Thursday, November 24, 2011

Rise of the Undead (2005)

This was difficult to get through. There is bad cgi before the credits start, and an hour into the film there is a revelation that would have been creative in the 1970s, but now is such a cliche that you'll wish you'd never wasted your time on this.

A group of strangers end up in a nearby building trying to escape multiple fireballs and explosions that are rocking the city.  Personally I'd want to get out of an exploding, flaming city, but oh well.  They run into Jay who provides exposition regarding bio warfare (which doesn't explain the exploding buildings) and advises that the safest thing to do is to head to an underground military base two miles away.

Apparently the bio warfare turns people into zombies that pop out from dark rooms and hallways.  The problem about watching a fight for survival in a dark room is that you can't tell what is going on, nor can you tell the zombies from the humans.

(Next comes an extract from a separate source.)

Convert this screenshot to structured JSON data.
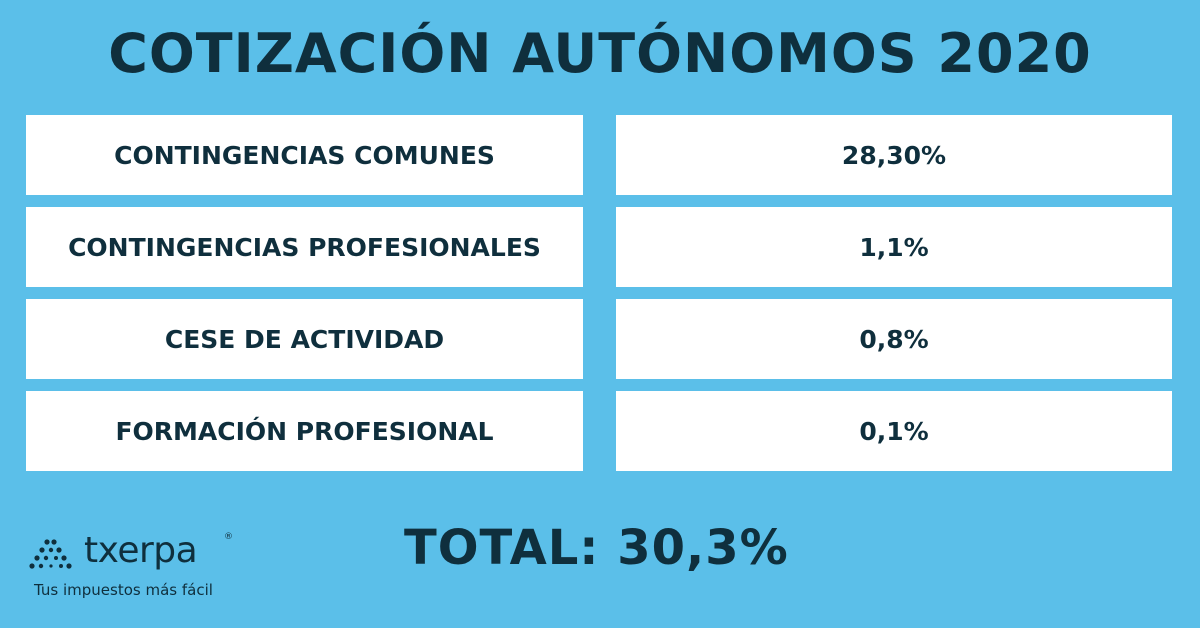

It's even more confusing when the darkened fight all of a sudden switches to brightly lit footage of feet running by the camera.  Huh?

As the zombies mount further attacks, the number of survivors dwindle until there is only one left.  And this is when you'll rue the day you decided to watch this, as all of a sudden the lone survivor wakes up.  That's right, wakes the fuck up.  It was all a dream.  Everyone is still alive.  In another annoying plot point, two of the strongest characters decide to give up trying to survive,  even though it hasn't even been a day.

That leaves us with some sort of cgi energy creature that exists only within the dark and is in the building.  Luckily the group manages to produce a camera from thin air and use the flash to ward off this dark energy creature. Hurrah... no wait, I hate them all and want them dead.

The dialogue is often a lower volume than the sound effects and music.  There is a super long boring story told by a bad actor about his grandmother's spider monkey.  One scene is shot from the same camera angle with characters in different positions. Consequently it appears as if the characters teleport back and forth to different positions during the scene, which is stupid rather than artistic.  Lastly, at one point, one of the characters says "Does it really matter what it is or why it's happening?"  Yes, yes it does.